Touting New Patent, Future of Warfighter Eye Care Arrives at USAMRICD
Timothy Varney had been waiting nearly seven years for some good news, and when he finally got it on the afternoon of October 15 – he almost threw it away.
"I saw this piece of junk mail," says Varney, a research biologist at the USAMRDC's U.S. Army Medical Research Institute of Chemical Defense (USAMRICD) in northeast Maryland. "Honestly, I just thought some company wanted to sell me something."
Turns out the letter was from the U.S. Patent and Trademark Office, which was alerting Varney that he'd finally won official U.S. patent protection for his new invention: a device designed to help restore vision to Soldiers suffering from severe eye injuries. Dubbed IsoMate for now, the tool – which has a wide range of potential public health uses as well – is designed specifically to aid those impacted by chemical warfare agents like mustard gas.
"It's hard to explain what mustard gas does to a person at a molecular level," says Varney. "When people are exposed to mustard gas, the eyes are the first to show complications. You always hear about the skin, but it's the eye, too."
To that end, Varney and his team initially began researching ways to heal chemically-affected eyes – human corneas, specifically – back in 2012. Yet to describe the function of his invention first demands a description of the eye as an organ; how it's structured, how it works, and how IsoMate can ultimately help following injury.
In short, the human cornea (the front part of the eye that covers the iris) consists of three individual layers which are, altogether, barely a half-millimeter thick. The layer closest to the iris is comprised of corneal endothelial cells (CECs), which look – under a microscope, at least – like a bunch of tiny hexagons. As a person ages, they naturally begin to lose these CECs. "Gaps start to appear in between those hexagons," says Varney, noting that a similar biological progression of CEC loss occurs following a mustard gas attack.
As such, the key to restoring vision is to supply more CECs to the eye, as their chief function is to pump water out of the cornea (a process which improves optical clarity) and then also to pump much-needed nutrients into the cornea.

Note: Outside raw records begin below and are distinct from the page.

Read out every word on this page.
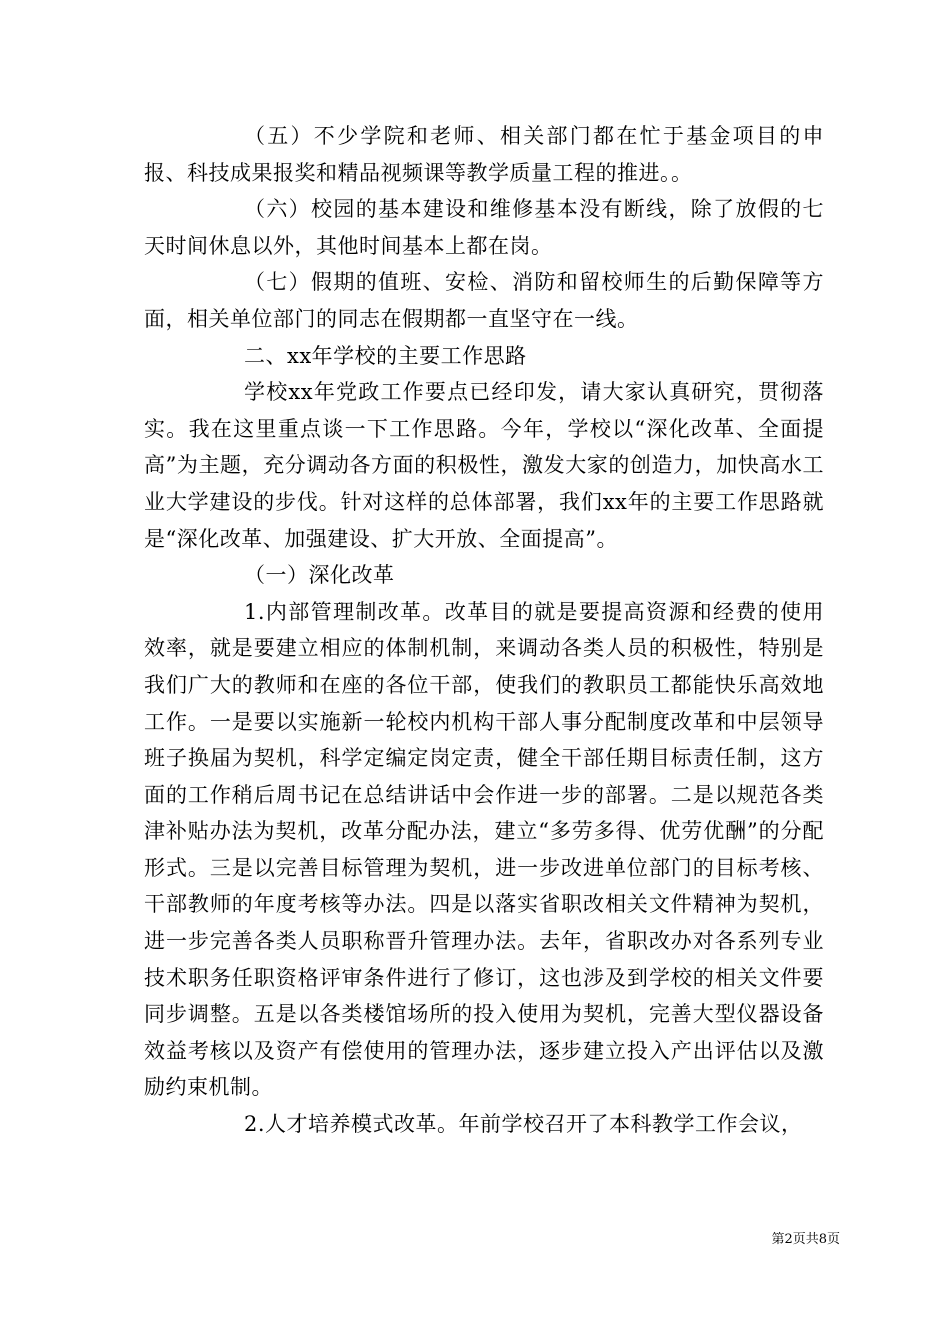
（五）不少学院和老师、相关部门都在忙于基金项目的申报、科技成果报奖和精品视频课等教学质量工程的推进。。

（六）校园的基本建设和维修基本没有断线，除了放假的七天时间休息以外，其他时间基本上都在岗。

（七）假期的值班、安检、消防和留校师生的后勤保障等方面，相关单位部门的同志在假期都一直坚守在一线。

二、xx年学校的主要工作思路

学校xx年党政工作要点已经印发，请大家认真研究，贯彻落实。我在这里重点谈一下工作思路。今年，学校以“深化改革、全面提高”为主题，充分调动各方面的积极性，激发大家的创造力，加快高水工业大学建设的步伐。针对这样的总体部署，我们xx年的主要工作思路就是“深化改革、加强建设、扩大开放、全面提高”。

（一）深化改革

1.内部管理制改革。改革目的就是要提高资源和经费的使用效率，就是要建立相应的体制机制，来调动各类人员的积极性，特别是我们广大的教师和在座的各位干部，使我们的教职员工都能快乐高效地工作。一是要以实施新一轮校内机构干部人事分配制度改革和中层领导班子换届为契机，科学定编定岗定责，健全干部任期目标责任制，这方面的工作稍后周书记在总结讲话中会作进一步的部署。二是以规范各类津补贴办法为契机，改革分配办法，建立“多劳多得、优劳优酬”的分配形式。三是以完善目标管理为契机，进一步改进单位部门的目标考核、干部教师的年度考核等办法。四是以落实省职改相关文件精神为契机，进一步完善各类人员职称晋升管理办法。去年，省职改办对各系列专业技术职务任职资格评审条件进行了修订，这也涉及到学校的相关文件要同步调整。五是以各类楼馆场所的投入使用为契机，完善大型仪器设备效益考核以及资产有偿使用的管理办法，逐步建立投入产出评估以及激励约束机制。

2.人才培养模式改革。年前学校召开了本科教学工作会议，

第2页共8页
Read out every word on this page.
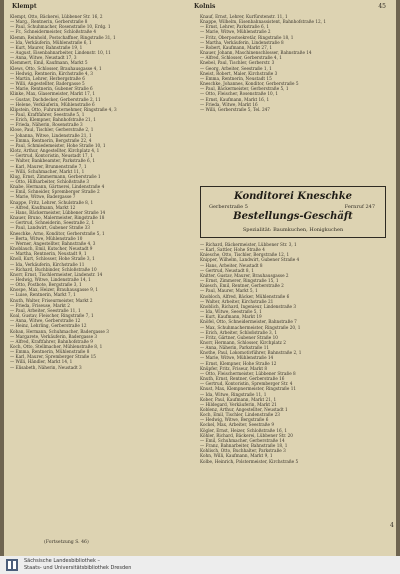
Klempt	Kolnis	45
Klempt, Otto, Bäckerei, Lübbener Str. 16, 2
— Marg., Rentnerin, Gerberstraße 8
— Paul, Schuhmacher, Rosenstraße 10, Erdg. 1
— Fr., Schneidermeister, Schloßstraße 4
Klemm, Reinhold, Postschaffner, Ringstraße 31, 1
— Ida, Verkäuferin, Mühlenstraße 6, 1
— Kurt, Maurer, Bahnstraße 19, 1
— August, Eisenbahnarbeiter, Lindenstr. 10, 11
— Anna, Witwe, Neustadt 17, 3
Klemmert, Emil, Kaufmann, Markt 5
Klews, Otto, Schlosser, Brauhausgasse 4, 1
— Hedwig, Rentnerin, Kirchstraße 4, 3
— Martin, Lehrer, Herbergstraße 6
— Willi, Angestellter, Badergasse 5
— Marie, Rentnerin, Gubener Straße 6
Klinke, Max, Glasermeister, Markt 17, 1
— Gustav, Dachdecker, Gerberstraße 2, 11
— Helene, Verkäuferin, Mühlenstraße 6
Klipstein, Otto, Fuhrunternehmer, Ringstraße 4, 3
— Paul, Kraftfahrer, Seestraße 5, 1
— Erich, Klempner, Bahnhofstraße 21, 1
— Frieda, Näherin, Rosenstraße 3
Klose, Paul, Tischler, Gerberstraße 2, 1
— Johanna, Witwe, Lindenstraße 21, 1
— Emma, Rentnerin, Bergstraße 22, 4
— Paul, Schmiedemeister, Hohe Straße 10, 1
Klotz, Arthur, Angestellter, Kirchplatz 4, 1
— Gertrud, Kontoristin, Neustadt 17, 1
— Walter, Bankbeamter, Parkstraße 6, 1
— Karl, Maurer, Brunnenstraße 7, 1
— Willi, Schuhmacher, Markt 11, 1
Klug, Ernst, Zimmermann, Gerberstraße 1
— Otto, Hilfsarbeiter, Schloßstraße 3
Knabe, Hermann, Gärtnerei, Lindenstraße 4
— Emil, Schneider, Spremberger Straße 2
— Marie, Witwe, Badergasse 7
Knappe, Fritz, Lehrer, Schulstraße 8, 1
— Alfred, Kaufmann, Markt 12
— Hans, Bäckermeister, Lübbener Straße 14
Knauer, Bruno, Malermeister, Ringstraße 18
— Gertrud, Schneiderin, Seestraße 2, 1
— Paul, Landwirt, Gubener Straße 33
Kneschke, Arno, Konditor, Gerberstraße 5, 1
— Berta, Witwe, Mühlenstraße 10
— Werner, Angestellter, Bahnstraße 4, 3
Knoblauch, Emil, Kutscher, Neustadt 9
— Martha, Rentnerin, Neustadt 9, 1
Knoll, Kurt, Schlosser, Hohe Straße 3, 1
— Ida, Verkäuferin, Kirchstraße 11
— Richard, Buchbinder, Schloßstraße 10
Knorr, Ernst, Tischlermeister, Lindenstr. 14
— Hedwig, Witwe, Lindenstraße 14, 1
— Otto, Postbote, Bergstraße 3, 1
Knospe, Max, Heizer, Brauhausgasse 9, 1
— Luise, Rentnerin, Markt 7, 1
Knuth, Walter, Friseurmeister, Markt 2
— Frieda, Friseuse, Markt 2
— Paul, Arbeiter, Seestraße 11, 1
Koal, Gustav, Fleischer, Ringstraße 7, 1
— Anna, Witwe, Gerberstraße 12
— Heinz, Lehrling, Gerberstraße 12
Koban, Hermann, Schuhmacher, Badergasse 3
— Margarete, Verkäuferin, Badergasse 3
— Alfred, Kraftfahrer, Bahnhofstraße 9
Koch, Otto, Stellmacher, Mühlenstraße 8, 1
— Emma, Rentnerin, Mühlenstraße 8
— Karl, Maurer, Spremberger Straße 15
— Willi, Händler, Markt 14, 1
— Elisabeth, Näherin, Neustadt 3
Knauf, Ernst, Lehrer, Kurfürstenstr. 11, 1
Knappe, Wilhelm, Eisenbahnassistent, Bahnhofstraße 12, 1
— Ernst, Lehrer, Parkstraße 6, 1
— Marie, Witwe, Mühlenstraße 2
— Fritz, Oberpostsekretär, Ringstraße 18, 1
— Martha, Verkäuferin, Lindenstraße 8
— Robert, Kaufmann, Markt 27, 1
Knauer, Johann, Maschinenschlosser, Bahnstraße 14
— Alfred, Schlosser, Gerberstraße 4, 1
Knebel, Paul, Tischler, Gerberstr. 3
— Georg, Arbeiter, Seestraße 1, 1
Kneist, Robert, Maler, Kirchstraße 3
— Emma, Rentnerin, Neustadt 15
Kneschke, Johannes, Konditor, Gerberstraße 5
— Paul, Bäckermeister, Gerberstraße 5, 1
— Otto, Fleischer, Rosenstraße 10, 1
— Ernst, Kaufmann, Markt 16, 1
— Frieda, Witwe, Markt 16
— Willi, Gerberstraße 5, Tel. 247
Konditorei Kneschke
Gerberstraße 5	Fernruf 247
Bestellungs-Geschäft
Spezialität: Baumkuchen, Honigkuchen
— Richard, Bäckermeister, Lübbener Str. 3, 1
— Karl, Sattler, Hohe Straße 4
Kniesche, Otto, Tischler, Bergstraße 12, 1
Knipper, Wilhelm, Landwirt, Gubener Straße 4
— Hans, Arbeiter, Neustadt 8
— Gertrud, Neustadt 8, 1
Knitter, Gustav, Maurer, Brauhausgasse 2
— Ernst, Zimmerer, Ringstraße 15, 1
Kniesch, Emil, Rentner, Gerberstraße 2
— Paul, Maurer, Markt 5, 1
Knobloch, Alfred, Bäcker, Mühlenstraße 6
— Walter, Arbeiter, Kirchstraße 21
Knoblich, Richard, Ingenieur, Lindenstraße 3
— Ida, Witwe, Seestraße 5, 1
— Kurt, Kaufmann, Markt 19
Knöfel, Otto, Schneidermeister, Bahnstraße 7
— Max, Schuhmachermeister, Ringstraße 20, 1
— Erich, Arbeiter, Schloßstraße 3, 1
— Fritz, Gärtner, Gubener Straße 10
Knorr, Hermann, Schlosser, Kirchplatz 2
— Anna, Näherin, Parkstraße 11
Knothe, Paul, Lokomotivführer, Bahnstraße 2, 1
— Marie, Witwe, Mühlenstraße 14
— Ernst, Klempner, Hohe Straße 12
Knüpfer, Fritz, Friseur, Markt 8
— Otto, Fleischermeister, Lübbener Straße 8
Knuth, Ernst, Rentner, Gerberstraße 16
— Gertrud, Kontoristin, Spremberger Str. 4
Knust, Max, Klempnermeister, Ringstraße 11
— Ida, Witwe, Ringstraße 11, 1
Kober, Paul, Kaufmann, Markt 21, 1
— Hildegard, Verkäuferin, Markt 21
Koblenz, Arthur, Angestellter, Neustadt 1
Koch, Emil, Tischler, Lindenstraße 23
— Hedwig, Witwe, Bergstraße 6
Kockel, Max, Arbeiter, Seestraße 9
Kögler, Ernst, Heizer, Schloßstraße 16, 1
Köhler, Richard, Bäckerei, Lübbener Str. 20
— Emil, Schuhmacher, Gerberstraße 14
— Franz, Bahnarbeiter, Bahnstraße 18, 1
Kohlisch, Otto, Buchhalter, Parkstraße 3
Kohn, Willi, Kaufmann, Markt 9, 1
Kolbe, Heinrich, Polstermeister, Kirchstraße 5
(Fortsetzung S. 46)
4
Sächsische Landesbibliothek –
Staats- und Universitätsbibliothek Dresden
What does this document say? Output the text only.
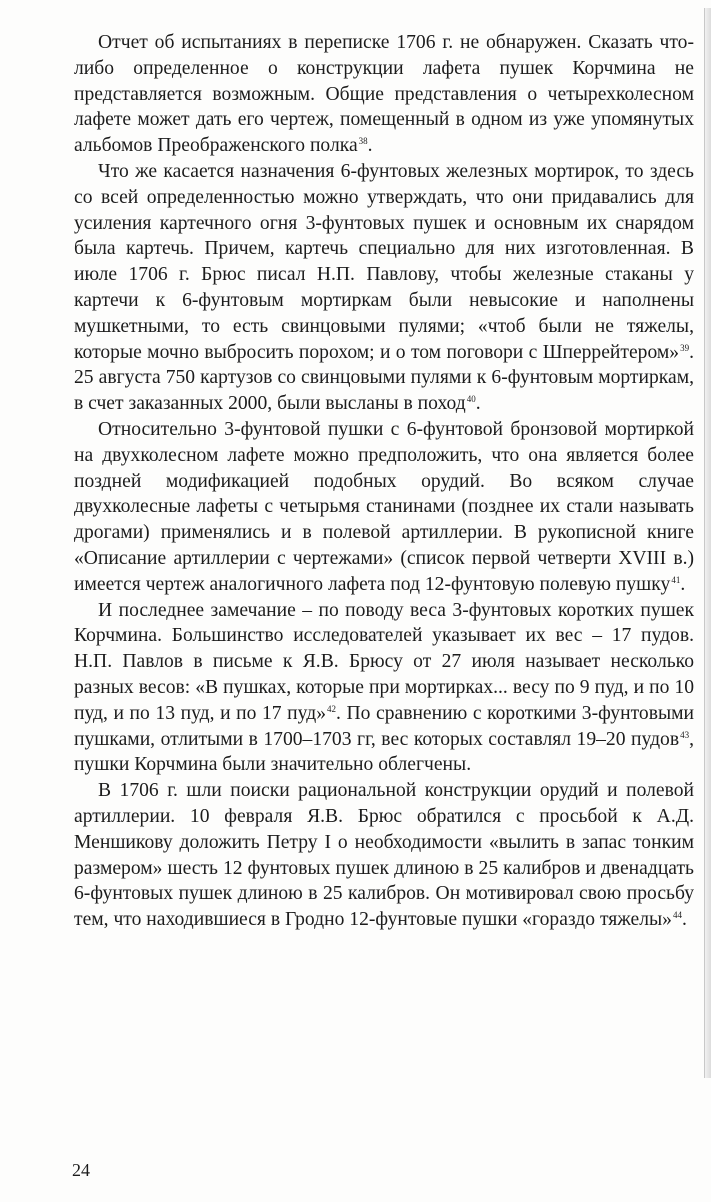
Отчет об испытаниях в переписке 1706 г. не обнаружен. Сказать что-либо определенное о конструкции лафета пушек Корчмина не представляется возможным. Общие представления о четырехколесном лафете может дать его чертеж, помещенный в одном из уже упомянутых альбомов Преображенского полка$^{38}$.

Что же касается назначения 6-фунтовых железных мортирок, то здесь со всей определенностью можно утверждать, что они придавались для усиления картечного огня 3-фунтовых пушек и основным их снарядом была картечь. Причем, картечь специально для них изготовленная. В июле 1706 г. Брюс писал Н.П. Павлову, чтобы железные стаканы у картечи к 6-фунтовым мортиркам были невысокие и наполнены мушкетными, то есть свинцовыми пулями; «чтоб были не тяжелы, которые мочно выбросить порохом; и о том поговори с Шперрейтером»$^{39}$. 25 августа 750 картузов со свинцовыми пулями к 6-фунтовым мортиркам, в счет заказанных 2000, были высланы в поход$^{40}$.

Относительно 3-фунтовой пушки с 6-фунтовой бронзовой мортиркой на двухколесном лафете можно предположить, что она является более поздней модификацией подобных орудий. Во всяком случае двухколесные лафеты с четырьмя станинами (позднее их стали называть дрогами) применялись и в полевой артиллерии. В рукописной книге «Описание артиллерии с чертежами» (список первой четверти XVIII в.) имеется чертеж аналогичного лафета под 12-фунтовую полевую пушку$^{41}$.

И последнее замечание – по поводу веса 3-фунтовых коротких пушек Корчмина. Большинство исследователей указывает их вес – 17 пудов. Н.П. Павлов в письме к Я.В. Брюсу от 27 июля называет несколько разных весов: «В пушках, которые при мортирках... весу по 9 пуд, и по 10 пуд, и по 13 пуд, и по 17 пуд»$^{42}$. По сравнению с короткими 3-фунтовыми пушками, отлитыми в 1700–1703 гг, вес которых составлял 19–20 пудов$^{43}$, пушки Корчмина были значительно облегчены.

В 1706 г. шли поиски рациональной конструкции орудий и полевой артиллерии. 10 февраля Я.В. Брюс обратился с просьбой к А.Д. Меншикову доложить Петру I о необходимости «вылить в запас тонким размером» шесть 12 фунтовых пушек длиною в 25 калибров и двенадцать 6-фунтовых пушек длиною в 25 калибров. Он мотивировал свою просьбу тем, что находившиеся в Гродно 12-фунтовые пушки «гораздо тяжелы»$^{44}$.

24
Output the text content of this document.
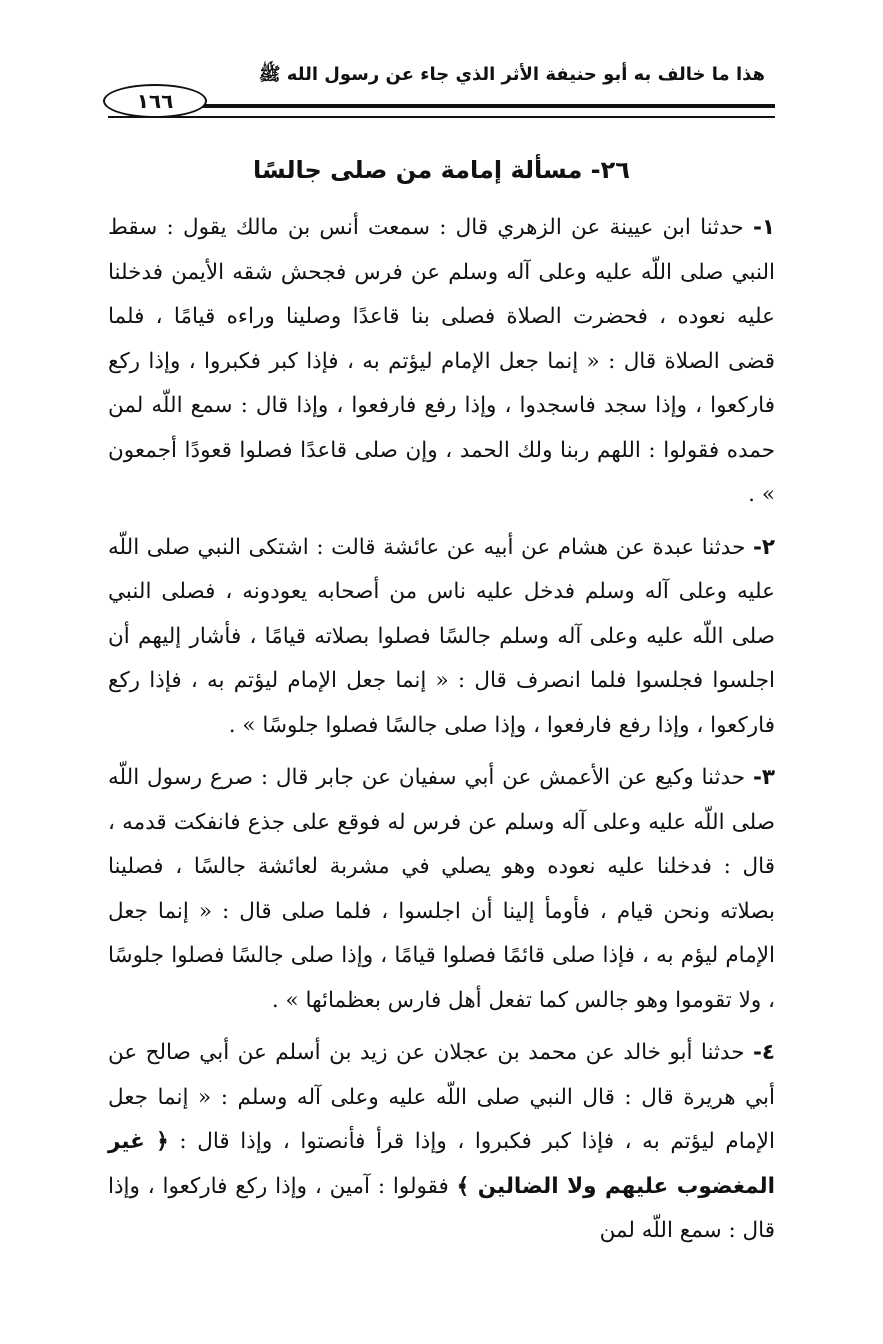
هذا ما خالف به أبو حنيفة الأثر الذي جاء عن رسول الله ﷺ
١٦٦
٢٦- مسألة إمامة من صلى جالسًا

١- حدثنا ابن عيينة عن الزهري قال : سمعت أنس بن مالك يقول : سقط النبي صلى اللّه عليه وعلى آله وسلم عن فرس فجحش شقه الأيمن فدخلنا عليه نعوده ، فحضرت الصلاة فصلى بنا قاعدًا وصلينا وراءه قيامًا ، فلما قضى الصلاة قال : « إنما جعل الإمام ليؤتم به ، فإذا كبر فكبروا ، وإذا ركع فاركعوا ، وإذا سجد فاسجدوا ، وإذا رفع فارفعوا ، وإذا قال : سمع اللّه لمن حمده فقولوا : اللهم ربنا ولك الحمد ، وإن صلى قاعدًا فصلوا قعودًا أجمعون » .

٢- حدثنا عبدة عن هشام عن أبيه عن عائشة قالت : اشتكى النبي صلى اللّه عليه وعلى آله وسلم فدخل عليه ناس من أصحابه يعودونه ، فصلى النبي صلى اللّه عليه وعلى آله وسلم جالسًا فصلوا بصلاته قيامًا ، فأشار إليهم أن اجلسوا فجلسوا فلما انصرف قال : « إنما جعل الإمام ليؤتم به ، فإذا ركع فاركعوا ، وإذا رفع فارفعوا ، وإذا صلى جالسًا فصلوا جلوسًا » .

٣- حدثنا وكيع عن الأعمش عن أبي سفيان عن جابر قال : صرع رسول اللّه صلى اللّه عليه وعلى آله وسلم عن فرس له فوقع على جذع فانفكت قدمه ، قال : فدخلنا عليه نعوده وهو يصلي في مشربة لعائشة جالسًا ، فصلينا بصلاته ونحن قيام ، فأومأ إلينا أن اجلسوا ، فلما صلى قال : « إنما جعل الإمام ليؤم به ، فإذا صلى قائمًا فصلوا قيامًا ، وإذا صلى جالسًا فصلوا جلوسًا ، ولا تقوموا وهو جالس كما تفعل أهل فارس بعظمائها » .

٤- حدثنا أبو خالد عن محمد بن عجلان عن زيد بن أسلم عن أبي صالح عن أبي هريرة قال : قال النبي صلى اللّه عليه وعلى آله وسلم : « إنما جعل الإمام ليؤتم به ، فإذا كبر فكبروا ، وإذا قرأ فأنصتوا ، وإذا قال : ﴿ غير المغضوب عليهم ولا الضالين ﴾ فقولوا : آمين ، وإذا ركع فاركعوا ، وإذا قال : سمع اللّه لمن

That's where things get tricky.
Growing additional CECs in a lab is tough but not impossible, but you've got to separate the thin CEC layer from the thick, fibrous middle stromal layer of the cornea before you can do so. In order to do that, you've got to scrape the out the CECs with a sharp tool, a process which often results in the accidental scraping of stromal cells as well; a mingling of different layers that ruins your culture and forces you to start all over again ("Those stromal cells grow like weeds," says Varney, "much faster than CECs.").
Enter the IsoMate.
The device, which is created by a 3D printer due to its tiny and exacting technical requirements, resembles a pushbutton placed atop a square box. Following the surgical removal of the cornea, the IsoMate takes that cornea and places it on top of the pushbutton section, flipping it inside-out so the CEC side is exposed. Scientists then use a pair of different enzymes to chemically separate the layers from each other before finally using a pipette (which is an eyedropper-like tool) to vacuum out the CECs. The whole process is far gentler than the previous scraping method, and as such prevents any mingling of the CEC and stromal layers. Following the procedure, CECs can then be grown in a lab and finally transplanted back into the eye to help restore proper vision.
"With this tool," says Varney," we can take out what's bad, and put in what's good."
The procedure is landmark because, currently, no medicinal treatment exists to combat the effects of mustard gas exposure. And while corneal transplants are a potential solution, the supply of corneas suitable for medical use is limited. Too often, a healthy cornea is not available at the time a patient needs one, according to Varney.
Outside of military applications, the IsoMate tool has a number of potential public health uses as well. One of those, according to Varney, is to help remedy cataract surgeries that aren't successful on the initial pass. The device could also be used to combat Fuchs' dystrophy, a genetic disease in which the CEC layer of the cornea undergoes severe degenerative changes. As such, Varney and his USAMRICD team (which has included, over the years, a total of six Soldiers and one student) are accelerating their testing schedule by employing animal models in order to create supporting evidence that shows their new method works. To that end, Varney and his team are also searching for industry partners to help in manufacturing and awareness efforts.
"It makes it worth it," says Varney of the long road to achievement. "We're not clock-watchers around here – I mean, this is why we come to the office and do this every day."
Not bad for an accomplishment that – quite literally – almost wound up in the trash.
Says Varney, "When I see people in uniform, I think about the chances they could be deployed soon – and we want the best that Army medicine can offer if they need it."